New York- Several experts and observers took the floor at the UN General Assembly 4th commission to affirm the “unrealistic” nature of the separation option as a solution to the Sahara issue, arguing that the Moroccan autonomy proposal remains the “hope for a way out to the crisis”.
For British human rights activist, Andrew Rosemarine, the Moroccan proposal to grant the territory autonomy under Moroccan sovereignty is restoring hope for “a peaceful way out to the crisis”. He stressed that Morocco continues to hold out a friendship hand to all its neighbors and is endeavoring to consolidate the autonomy initiative setting forth advanced regionalization.
Gale Sherrill, president of the “Landing Community Church” Ngo, recalled that numerous observers are turning down the separation option as an unrealistic approach, insisting that parties will ultimately come to the conclusion that the only viable solution is reintegration of the Sahara populations sequestered in Tindouf in their homeland, Morocco.
Settling this artificial dispute will, undoubtedly, serve the interest of families who have been separated for too long, she went on, before calling for “dismantling the Tindouf camps to ensure a better future” for the entire region.
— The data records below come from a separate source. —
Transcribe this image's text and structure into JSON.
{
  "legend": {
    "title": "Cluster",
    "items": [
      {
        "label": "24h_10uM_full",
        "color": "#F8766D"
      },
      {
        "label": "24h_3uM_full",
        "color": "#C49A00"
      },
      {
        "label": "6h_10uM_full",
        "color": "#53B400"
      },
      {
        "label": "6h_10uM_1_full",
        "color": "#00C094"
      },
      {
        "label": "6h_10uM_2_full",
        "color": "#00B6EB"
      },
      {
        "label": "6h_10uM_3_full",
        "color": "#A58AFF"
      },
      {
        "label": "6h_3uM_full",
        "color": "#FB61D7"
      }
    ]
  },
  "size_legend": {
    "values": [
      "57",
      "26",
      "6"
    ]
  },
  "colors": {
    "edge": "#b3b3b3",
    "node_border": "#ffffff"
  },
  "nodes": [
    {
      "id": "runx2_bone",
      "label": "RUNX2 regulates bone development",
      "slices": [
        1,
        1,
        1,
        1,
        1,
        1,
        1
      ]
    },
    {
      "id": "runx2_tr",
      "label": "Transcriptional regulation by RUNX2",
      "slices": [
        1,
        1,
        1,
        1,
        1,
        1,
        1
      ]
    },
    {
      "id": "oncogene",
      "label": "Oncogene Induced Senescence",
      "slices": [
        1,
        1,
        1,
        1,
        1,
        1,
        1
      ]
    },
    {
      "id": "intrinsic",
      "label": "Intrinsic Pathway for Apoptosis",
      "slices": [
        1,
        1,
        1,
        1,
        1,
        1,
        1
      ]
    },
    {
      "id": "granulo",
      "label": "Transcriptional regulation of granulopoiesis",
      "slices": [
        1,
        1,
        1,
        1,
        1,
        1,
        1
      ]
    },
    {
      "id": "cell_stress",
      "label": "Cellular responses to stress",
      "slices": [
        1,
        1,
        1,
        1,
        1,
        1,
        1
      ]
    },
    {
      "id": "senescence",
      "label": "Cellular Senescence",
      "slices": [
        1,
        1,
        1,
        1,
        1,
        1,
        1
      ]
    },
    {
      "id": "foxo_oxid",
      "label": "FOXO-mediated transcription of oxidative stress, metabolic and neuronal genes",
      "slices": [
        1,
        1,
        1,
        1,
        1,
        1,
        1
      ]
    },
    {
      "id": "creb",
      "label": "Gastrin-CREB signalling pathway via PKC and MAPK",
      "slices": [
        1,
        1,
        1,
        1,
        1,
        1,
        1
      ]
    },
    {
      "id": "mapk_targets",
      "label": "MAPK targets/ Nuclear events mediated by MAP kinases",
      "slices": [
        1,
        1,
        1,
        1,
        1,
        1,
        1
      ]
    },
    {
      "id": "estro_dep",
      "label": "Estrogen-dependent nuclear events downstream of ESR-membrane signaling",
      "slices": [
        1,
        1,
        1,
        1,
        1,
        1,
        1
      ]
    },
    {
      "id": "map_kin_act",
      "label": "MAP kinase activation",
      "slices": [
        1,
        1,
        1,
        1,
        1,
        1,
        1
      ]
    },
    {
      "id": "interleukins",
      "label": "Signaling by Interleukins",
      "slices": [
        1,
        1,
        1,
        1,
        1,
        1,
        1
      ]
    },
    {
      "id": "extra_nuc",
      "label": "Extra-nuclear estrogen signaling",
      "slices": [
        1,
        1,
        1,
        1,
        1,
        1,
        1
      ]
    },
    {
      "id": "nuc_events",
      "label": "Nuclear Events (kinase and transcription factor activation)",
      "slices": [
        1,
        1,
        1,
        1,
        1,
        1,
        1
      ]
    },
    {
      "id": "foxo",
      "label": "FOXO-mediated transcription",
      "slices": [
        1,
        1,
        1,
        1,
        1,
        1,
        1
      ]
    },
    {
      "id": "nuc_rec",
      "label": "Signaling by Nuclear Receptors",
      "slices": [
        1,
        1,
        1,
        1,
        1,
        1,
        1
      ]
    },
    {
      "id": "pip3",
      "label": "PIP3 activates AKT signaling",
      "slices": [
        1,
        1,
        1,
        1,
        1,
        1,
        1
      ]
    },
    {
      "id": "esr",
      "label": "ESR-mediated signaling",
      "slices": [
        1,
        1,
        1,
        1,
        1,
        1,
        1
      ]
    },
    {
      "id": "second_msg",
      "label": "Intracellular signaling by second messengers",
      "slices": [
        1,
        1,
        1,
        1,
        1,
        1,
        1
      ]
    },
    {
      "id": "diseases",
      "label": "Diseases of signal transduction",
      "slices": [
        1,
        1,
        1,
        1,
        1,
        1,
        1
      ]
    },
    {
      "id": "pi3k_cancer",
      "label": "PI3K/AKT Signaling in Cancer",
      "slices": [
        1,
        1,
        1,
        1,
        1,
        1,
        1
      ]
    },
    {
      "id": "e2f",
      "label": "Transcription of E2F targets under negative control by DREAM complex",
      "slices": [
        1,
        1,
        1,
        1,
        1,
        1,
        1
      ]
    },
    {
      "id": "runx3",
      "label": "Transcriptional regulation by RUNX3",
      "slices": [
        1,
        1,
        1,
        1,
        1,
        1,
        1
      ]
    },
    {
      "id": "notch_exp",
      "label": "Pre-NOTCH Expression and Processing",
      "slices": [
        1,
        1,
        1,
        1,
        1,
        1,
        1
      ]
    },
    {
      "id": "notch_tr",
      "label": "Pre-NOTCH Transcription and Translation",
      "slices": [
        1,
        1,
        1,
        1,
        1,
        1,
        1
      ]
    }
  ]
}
Taking the floor, Ziad Al-Jabari, president of the Moroccan-Palestinian friendship association, underlined the pertinence of the Moroccan autonomy plan, arguing that in his numerous visits to the region, he could find out, first hand, about the economic development and the sustainable development projects carried out by Morocco and he felt that populations are looking forward to ending the crisis that has been triggered by a neighbor country.
On his part, former special representative of the UN secretary general for the Sahara, Erik Jensen, recalled that the Security Council has repeatedly praised the Moroccan autonomy plan and warned against the risks of an “armed conflict” in the region. He recalled since Morocco proposed the autonomy plan in 2007, the UN Security Council has been describing it as “serious and credible”.
Failing to settle the issue, will destabilize the region, encourage illegal migration and increase the terrorist threat, or even armed conflict, he further warned, insisting that the best remedy is to establish peace, stability, cooperation and economic development to which the Sahara dispute is an obstacle. He added that the Polisario will have to renounce to some aspirations and should have the political courage to make some compromises, insisting that the situation hinges, however, on other influential parties, such as Algeria which has a “central part”.